Under the same experimental conditions, the direction is 5.0X 10^-5mol/L of L-Ag⁺DMF: H of the System₂Adding 5.0X 10 to the solution of O1: 1^-5And (4) establishing a bar graph of fluorescence intensity and each ion by mol/L of other metal ions. As shown in FIG. 8, Ag⁺When the probe is coexisted with other metal ions, the fluorescence intensity of the probe L is relatively weakened, and only five metal ions of cobalt, nickel, manganese, mercury and iron have paramagnetic action and stronger complexing ability to L-Ag in the system⁺Complexation creates interference, which is generally unavoidable. In general, probes L vs Ag⁺Has very good selectivity and certain anti-interference capability.

Example 5: different pH for probes L and Ag⁺Influence of response

Preparing an aqueous solution with a pH value of 1-14, and maintaining the concentration of the probe L at 1.0 x 10^-5mol/L，Ag⁺The concentration is maintained at 1.0 × 10^-4mol/L. As shown in FIG. 9, the fluorescence intensity of the probe L at 538nm remains substantially unchanged within a pH range of 4. ltoreq. pH.ltoreq.11, indicating that the probe L has excellent acid-base resistance and can be applied in a wide pH range.

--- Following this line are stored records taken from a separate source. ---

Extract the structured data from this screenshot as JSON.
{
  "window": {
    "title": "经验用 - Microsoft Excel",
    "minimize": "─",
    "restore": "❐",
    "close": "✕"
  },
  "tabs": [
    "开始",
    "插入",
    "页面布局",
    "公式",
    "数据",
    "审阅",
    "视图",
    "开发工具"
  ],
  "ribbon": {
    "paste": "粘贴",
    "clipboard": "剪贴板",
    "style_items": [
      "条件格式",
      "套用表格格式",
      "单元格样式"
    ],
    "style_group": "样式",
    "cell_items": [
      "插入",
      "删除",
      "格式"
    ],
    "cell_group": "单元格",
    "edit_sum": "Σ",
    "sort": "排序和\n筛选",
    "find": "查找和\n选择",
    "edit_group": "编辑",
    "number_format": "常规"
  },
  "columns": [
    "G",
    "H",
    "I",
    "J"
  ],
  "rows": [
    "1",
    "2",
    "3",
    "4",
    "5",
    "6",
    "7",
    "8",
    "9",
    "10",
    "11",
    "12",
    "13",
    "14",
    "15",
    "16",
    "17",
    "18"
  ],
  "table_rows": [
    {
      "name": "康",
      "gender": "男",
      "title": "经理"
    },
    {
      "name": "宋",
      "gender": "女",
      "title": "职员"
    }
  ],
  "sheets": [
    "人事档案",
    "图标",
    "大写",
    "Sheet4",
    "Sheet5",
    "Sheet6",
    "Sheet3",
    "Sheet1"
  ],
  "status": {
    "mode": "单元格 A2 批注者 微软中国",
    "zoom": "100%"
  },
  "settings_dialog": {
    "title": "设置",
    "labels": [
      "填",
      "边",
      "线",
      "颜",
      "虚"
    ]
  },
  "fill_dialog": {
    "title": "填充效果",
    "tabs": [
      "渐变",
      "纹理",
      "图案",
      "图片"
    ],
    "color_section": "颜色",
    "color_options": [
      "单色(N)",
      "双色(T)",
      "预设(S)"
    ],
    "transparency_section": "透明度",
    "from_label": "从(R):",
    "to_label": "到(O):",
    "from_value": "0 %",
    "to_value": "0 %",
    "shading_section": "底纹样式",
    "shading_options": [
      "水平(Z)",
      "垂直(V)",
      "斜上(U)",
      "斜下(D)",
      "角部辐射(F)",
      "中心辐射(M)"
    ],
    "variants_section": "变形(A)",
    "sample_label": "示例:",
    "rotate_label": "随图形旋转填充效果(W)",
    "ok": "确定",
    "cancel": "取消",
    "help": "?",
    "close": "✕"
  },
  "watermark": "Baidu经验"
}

It should be noted that when the following claims refer to numerical ranges, it should be understood that both ends of each numerical range and any numerical value between the two ends can be selected, and the preferred embodiments of the present invention are described for the purpose of avoiding redundancy.

While preferred embodiments of the present invention have been described, additional variations and modifications in those embodiments may occur to those skilled in the art once they learn of the basic inventive concepts. Therefore, it is intended that the appended claims be interpreted as including preferred embodiments and all such alterations and modifications as fall within the scope of the invention.

It will be apparent to those skilled in the art that various changes and modifications may be made in the present invention without departing from the spirit and scope of the invention. Thus, if such modifications and variations of the present invention fall within the scope of the claims of the present invention and their equivalents, the present invention is also intended to include such modifications and variations.

Claims

1. Detect Ag⁺The coumarin fluorescent probe is named as L and has the following structural formula (I):

2. a detecting Ag of claim 1⁺The preparation method of the coumarin fluorescent probe is characterized by comprising the following steps:

mixing 7-N, N-diethylamino-4-methylcoumarin and SeO₂Dissolving in 1, 4-dioxane, heating, refluxing, stirring, cooling to room temperature, filtering, precipitating, and purifying by column chromatography to obtain bright red solid product a; dissolving the product a, benzil and ammonium acetate in acetic acid, heating, refluxing, stirring, cooling to room temperature, adding water to quench the reaction, and adding NH₃·H₂And neutralizing the pH value to 6-7 by using O, filtering the precipitate, washing the precipitate with water, performing reduced pressure spin drying, and performing column chromatography separation and purification to obtain the L.

3. The fluorescent substance of claim 1Use of an optical probe for Ag in chemical systems⁺The detection and analysis of (3).

4. Use according to claim 3, characterized in that the chemical system comprises DMF and H₂O, and the volume ratio of the two is 1: 1.

5. Use according to claim 3, characterized in that the chemical system has a pH of 4 to 11.

6. A detection Ag for the use of claim 5⁺The method is characterized by comprising the following steps:

preparation of Ag in anhydrous ethanol solution⁺The stock solution of chloride or nitrate of 1.0-2.4 × 10^-5mol/L; dissolving the probe L in DMF to prepare a detection solution, wherein the concentration of the probe L is 1.0 multiplied by 10^-5mol/L; adding DMF and H₂And O, stock solution and detection solution are mixed according to the volume ratio of 50: 1, and then the ultraviolet-visible absorption spectrum and the fluorescence spectrum are recorded at room temperature.

7. The method of claim 6, wherein the fluorescence spectroscopy test conditions are as follows:

slit width E_xIs 3nm, E_mIs 3 nm; excitation wavelength lambda_ex379nm, and testing the fluorescence in the range of 380-800 nm.